Let’s all pause for a moment to recount those days of our youth.
Okay, let’s continue. The appeals panel said it is “scientifically established” that the dosage ingested by Thibus’ then-partner “would have left sufficient amounts of ostarine in saliva to contaminate a person through kissing.”
Gotta hand it to the French. Back in 2009 a French tennis player beat a charge for cocaine use with the same kissing defense. It was Richard Gasquet, but his contamination took much less than nine days, regrettably. He just kissed a woman in a Miami club, for we don’t know how long.
Here’s a shot Phil got for us of Gasquet, the now-tight-lipped tennis star.

Headline in The Onion:
ICE Has Gall To Leave Raided Restaurant Negative Review.
To defend themselves against charges that they were complicit in the deaths of over 100 children from the flooding in Texas when the Guadalupe River overflowed its banks this week, officials should show exactly how much money was saved per dead child, it seems to me. Texans are reasonable folks and once they can put an actual dollar figure on the savings for each dead ten-year-old everything should be okay.
Officials were well aware of the danger. The area was called “Flash Flood Alley,” for f*ck’s sake. Yet the only warning “system” in place was an informal one of people upriver texting people downriver. On numerous occasions, modern but basic communication devices such as monitors and sirens were voted down as too costly. One Commissioner, H. A. “Buster” Baldwin, voted against a $50,000 engineering study saying: “I think this whole thing is a little extravagant for Kerr County, with sirens and such.” So, right there, on that part of it alone, Baldwin should take credit for personally saving the county $500 per dead child.
Right-wing monster Lt. Gov. Dan Patrick acknowledged that flood-warning sirens “might have” saved lives. He said they needed to be in place by next summer. What’s the hurry — they on sale?
Some states are considering changing their mottoes or marketing in light of the situation. Virginia, for example, may change from “Virginia is for Lovers” to “We Don’t Drown Our Children.”

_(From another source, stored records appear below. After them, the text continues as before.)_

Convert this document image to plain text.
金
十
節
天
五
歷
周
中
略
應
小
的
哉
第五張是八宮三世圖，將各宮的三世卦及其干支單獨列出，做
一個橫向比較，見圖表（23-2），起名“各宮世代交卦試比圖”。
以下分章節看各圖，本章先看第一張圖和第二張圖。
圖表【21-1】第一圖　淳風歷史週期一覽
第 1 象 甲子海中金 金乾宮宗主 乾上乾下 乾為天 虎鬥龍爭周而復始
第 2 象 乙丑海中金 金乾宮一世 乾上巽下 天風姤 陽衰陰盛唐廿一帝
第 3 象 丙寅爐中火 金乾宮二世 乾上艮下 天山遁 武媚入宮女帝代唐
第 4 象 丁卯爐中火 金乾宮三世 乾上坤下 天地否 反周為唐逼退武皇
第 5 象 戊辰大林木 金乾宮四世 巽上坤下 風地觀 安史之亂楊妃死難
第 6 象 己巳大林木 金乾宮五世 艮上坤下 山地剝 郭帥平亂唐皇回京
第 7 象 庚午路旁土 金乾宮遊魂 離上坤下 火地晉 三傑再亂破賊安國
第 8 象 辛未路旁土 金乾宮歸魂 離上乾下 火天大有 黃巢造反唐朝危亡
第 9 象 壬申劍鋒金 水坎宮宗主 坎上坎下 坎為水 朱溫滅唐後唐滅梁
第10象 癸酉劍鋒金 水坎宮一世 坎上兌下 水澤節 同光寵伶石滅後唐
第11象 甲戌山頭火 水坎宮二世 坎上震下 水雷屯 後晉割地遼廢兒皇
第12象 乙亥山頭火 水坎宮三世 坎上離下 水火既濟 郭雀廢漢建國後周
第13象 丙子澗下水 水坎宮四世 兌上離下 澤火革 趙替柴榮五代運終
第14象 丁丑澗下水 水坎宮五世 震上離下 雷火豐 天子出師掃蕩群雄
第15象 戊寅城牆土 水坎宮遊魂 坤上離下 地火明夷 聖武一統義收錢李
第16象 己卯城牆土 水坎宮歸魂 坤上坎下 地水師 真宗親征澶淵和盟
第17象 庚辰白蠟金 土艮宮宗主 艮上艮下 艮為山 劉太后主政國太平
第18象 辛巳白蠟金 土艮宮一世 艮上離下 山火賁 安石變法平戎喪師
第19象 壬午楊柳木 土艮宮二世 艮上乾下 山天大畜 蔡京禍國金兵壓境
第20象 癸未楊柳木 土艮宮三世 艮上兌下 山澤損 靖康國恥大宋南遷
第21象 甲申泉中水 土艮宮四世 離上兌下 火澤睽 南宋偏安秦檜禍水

Sue Smith, of the Dull Men’s Club (UK) posted: I still get a quarterly paper bill for my gas. Today’s came with an unwanted bonus, a dead fly! That got me wondering, as many companies do it all electronically, how often do squashed unwanted insects end up being mailed to customers?
John Waldron: They’ll probably claim it was alive when they sent it out.
Keith Johnston: Airmail.
Roy Booth: Fly posting.
[FYI: Flyposting (also known as bill posting) is a guerrilla marketing tactic where advertising posters (also known as flyers) are put up. In the U.S., these posters are also referred to as wheatpaste posters because wheatpaste is often used to adhere the posters. Posters are adhered to construction site barricades, building façades and in alleyways.]

We wish the Gnats well as they start a new era under new leadership. Thanks Davey and Mike: for 2019 and all the good times.

See you tomorrow. Thanks for dropping by.